In 2000, they were again lobbied to expand the categories of complaints not put into personnel files to include "exonerated" and "unsustained". They again changed the law.

This is all chronicled in Penal Code 832.5.

Guess what? Chief Guerra is using a conflicting provision in another part of the penal code to ensure that NO complaints (even sustained, or not sustained) are put into an officer's personnel file. I've asked him to explain his justification for this, but have not received an answer.

Certainly, sustained complaints should be included in a personnel file of anyone, including police officers. This creates a strong disincentive to engage in improper behavior as it can follow an individual to future employment. Not sustained complaints should be as well, as a future hiring agency might well consider such conduct to have been worthy of a sustained verdict, or simply the existence of too many complaints as a warning sign.

The issue for this community to ponder is: why won't APD even include sustained (and not sustained complaints) in an officer's personnel file?

Posted by Jon Buckheit, a resident of Atherton: West Atherton
on Mar 24, 2010 at 9:17 am

(To clarify the above comment, the "conflicting provision in another part of the penal code" offers Chief Guerra the choice of whether or not to put sustained and not sustained complaints into the personnel file; he is choosing not to. There is nothing requiring him not to).

Posted by Lived in Atherton 30 years, a resident of Atherton: West Atherton
on Mar 24, 2010 at 3:44 pm

Here's my awesome Atherton Police Dept Story:

A couple of years ago, my mom (also a resident of Atherton) called the police in the middle of the night because her alarm was going off and she thought she heard noises within the house.
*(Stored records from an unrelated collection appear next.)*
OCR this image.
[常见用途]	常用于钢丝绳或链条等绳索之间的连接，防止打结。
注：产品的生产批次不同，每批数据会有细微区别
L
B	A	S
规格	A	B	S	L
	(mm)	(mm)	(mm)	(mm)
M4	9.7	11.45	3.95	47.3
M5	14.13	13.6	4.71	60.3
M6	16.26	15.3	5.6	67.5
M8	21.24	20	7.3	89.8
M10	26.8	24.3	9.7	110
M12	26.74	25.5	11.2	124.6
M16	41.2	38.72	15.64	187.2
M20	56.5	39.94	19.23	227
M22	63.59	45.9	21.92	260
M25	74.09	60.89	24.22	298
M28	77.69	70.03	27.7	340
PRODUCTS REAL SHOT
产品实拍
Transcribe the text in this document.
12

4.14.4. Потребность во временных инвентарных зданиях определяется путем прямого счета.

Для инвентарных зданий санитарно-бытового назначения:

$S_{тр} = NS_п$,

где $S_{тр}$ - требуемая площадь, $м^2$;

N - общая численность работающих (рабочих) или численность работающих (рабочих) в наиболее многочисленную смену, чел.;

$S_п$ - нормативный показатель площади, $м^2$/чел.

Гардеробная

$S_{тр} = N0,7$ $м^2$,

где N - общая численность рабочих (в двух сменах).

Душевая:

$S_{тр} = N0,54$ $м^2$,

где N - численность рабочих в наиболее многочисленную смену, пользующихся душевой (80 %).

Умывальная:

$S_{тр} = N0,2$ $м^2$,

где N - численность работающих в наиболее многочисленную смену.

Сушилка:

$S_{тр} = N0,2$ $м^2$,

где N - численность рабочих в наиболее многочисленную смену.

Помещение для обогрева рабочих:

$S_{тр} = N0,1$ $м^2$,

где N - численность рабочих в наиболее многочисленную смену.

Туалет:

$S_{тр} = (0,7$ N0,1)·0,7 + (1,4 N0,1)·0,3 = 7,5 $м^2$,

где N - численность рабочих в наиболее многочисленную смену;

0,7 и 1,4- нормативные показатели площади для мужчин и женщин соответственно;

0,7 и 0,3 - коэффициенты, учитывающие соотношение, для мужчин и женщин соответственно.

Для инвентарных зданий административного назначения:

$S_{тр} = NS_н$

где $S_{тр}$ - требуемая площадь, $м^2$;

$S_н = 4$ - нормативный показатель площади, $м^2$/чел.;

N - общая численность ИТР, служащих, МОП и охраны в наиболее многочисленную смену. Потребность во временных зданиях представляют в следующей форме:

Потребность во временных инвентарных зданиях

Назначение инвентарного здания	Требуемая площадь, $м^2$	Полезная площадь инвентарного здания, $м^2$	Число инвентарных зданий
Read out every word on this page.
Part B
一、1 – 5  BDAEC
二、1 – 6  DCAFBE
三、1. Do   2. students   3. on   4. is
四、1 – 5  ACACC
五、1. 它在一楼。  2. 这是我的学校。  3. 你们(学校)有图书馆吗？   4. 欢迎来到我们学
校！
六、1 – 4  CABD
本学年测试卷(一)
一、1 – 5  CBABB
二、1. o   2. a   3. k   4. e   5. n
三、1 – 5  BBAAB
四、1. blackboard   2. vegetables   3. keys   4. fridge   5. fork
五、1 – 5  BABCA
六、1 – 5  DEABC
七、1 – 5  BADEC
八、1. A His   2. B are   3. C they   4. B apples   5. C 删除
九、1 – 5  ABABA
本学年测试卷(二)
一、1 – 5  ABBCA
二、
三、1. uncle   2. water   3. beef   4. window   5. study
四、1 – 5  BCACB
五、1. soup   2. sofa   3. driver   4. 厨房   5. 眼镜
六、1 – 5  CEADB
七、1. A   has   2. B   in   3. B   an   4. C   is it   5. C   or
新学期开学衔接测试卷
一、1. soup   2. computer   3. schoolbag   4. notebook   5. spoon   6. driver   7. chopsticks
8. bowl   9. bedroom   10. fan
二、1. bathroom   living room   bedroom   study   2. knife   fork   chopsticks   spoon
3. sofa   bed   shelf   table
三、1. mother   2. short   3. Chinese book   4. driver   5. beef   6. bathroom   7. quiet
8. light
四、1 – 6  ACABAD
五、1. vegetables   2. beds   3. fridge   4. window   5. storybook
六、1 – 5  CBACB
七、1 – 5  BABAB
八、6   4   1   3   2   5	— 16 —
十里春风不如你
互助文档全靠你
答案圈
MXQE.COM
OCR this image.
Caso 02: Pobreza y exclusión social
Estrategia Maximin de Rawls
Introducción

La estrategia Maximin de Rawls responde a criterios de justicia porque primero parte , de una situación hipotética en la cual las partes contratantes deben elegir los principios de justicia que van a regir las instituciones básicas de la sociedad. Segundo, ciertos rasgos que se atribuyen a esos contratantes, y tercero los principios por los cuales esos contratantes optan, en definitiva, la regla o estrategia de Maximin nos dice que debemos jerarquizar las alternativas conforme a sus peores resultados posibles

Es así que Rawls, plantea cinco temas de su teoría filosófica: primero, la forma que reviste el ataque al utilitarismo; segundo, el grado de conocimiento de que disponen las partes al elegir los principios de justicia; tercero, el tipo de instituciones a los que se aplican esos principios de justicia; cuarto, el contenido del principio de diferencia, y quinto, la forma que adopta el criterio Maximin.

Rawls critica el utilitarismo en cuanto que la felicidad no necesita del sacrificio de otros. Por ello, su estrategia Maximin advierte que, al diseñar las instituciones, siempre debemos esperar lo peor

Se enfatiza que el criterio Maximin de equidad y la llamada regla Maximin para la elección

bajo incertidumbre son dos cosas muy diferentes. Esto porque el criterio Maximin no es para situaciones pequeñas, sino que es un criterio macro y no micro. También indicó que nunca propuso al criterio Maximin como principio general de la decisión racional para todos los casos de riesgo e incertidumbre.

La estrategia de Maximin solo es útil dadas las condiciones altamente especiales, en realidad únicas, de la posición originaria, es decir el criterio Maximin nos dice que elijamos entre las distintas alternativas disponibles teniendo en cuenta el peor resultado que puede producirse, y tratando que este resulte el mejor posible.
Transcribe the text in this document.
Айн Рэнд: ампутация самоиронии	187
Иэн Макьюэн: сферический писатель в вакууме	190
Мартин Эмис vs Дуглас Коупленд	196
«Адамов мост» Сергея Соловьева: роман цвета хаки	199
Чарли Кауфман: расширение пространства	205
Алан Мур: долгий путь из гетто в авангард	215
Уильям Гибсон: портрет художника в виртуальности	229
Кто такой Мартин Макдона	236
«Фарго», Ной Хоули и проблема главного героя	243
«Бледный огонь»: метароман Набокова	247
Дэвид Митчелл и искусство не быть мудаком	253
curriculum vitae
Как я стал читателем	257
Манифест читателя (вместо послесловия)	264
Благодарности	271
The police dept raided the house across the street. Worth noting: both houses were correctly labeled with BOTH street addresses AND Atherton Alarm Tags. We'll call that house 'Home of Internet Executive A.' The police entered and 'cleared' that residence, finding the actual resident asleep in his bed with his wife (the police did NOT announce their presence upon entering this residence.)

Dispatch told my mom that the house had been searched and that it was safe to come out from hiding. Her: "Really? I didn't hear the police inside the house." Dispatch: "Yep. Your house has been cleared and is safe. You can come out." She came out and there was nobody anywhere. No police,.. no nothing. Turns out they went across the street and cleared that house instead. If there had, in fact, been an intruder, she would have been put at risk by the Police Department by telling her that everything was safe. That doesn't even address the fact that during this instance, the police entered ANOTHER persons house (Internet Executive A), disabled the alarm, and searched the residence for intruders, even though it WAS NOT the person who called in the alarm. 1) Why did the police tell my mom that everything was safe, when they were clearly in the wrong house? 2) Why did the police enter another house during the middle of the night for no reason? Let's be frank: if the police entered my house in the middle of the night (with no announcement and by mistake), someone is getting shot. Nothing against the police-- I think they generally do a great job. BUT, in this case, they risked their own lives by entering a house, unannounced, and for no reason, AS WELL AS risked my mothers life by telling her that her house had been deemed safe, when it had NOT been.

I pray for some oversight. Personally, I've had good experiences, but it seems like they are operating in a risky gray-area.

And hearing that there may possibly be officers on the force that are stealing from residents, with the council conveniently covering things up doesn't help one bit. Regardless of the fact that I rely on the Police for my protection, after hearing these consistent stories, there is no way I would ever provide access keys or my alarm code to this department. i hate to say it, but it's true. In fact, I gave the Atherton PD a fake alarm code that doesn't turn off my alarm at all-- it silently calls the San Mateo Sheriffs Office instead. If some corrupt cop breaks into my house, I don't want them knowing my actual alarm disarm code, and I want a county officer to come back me up against the locals.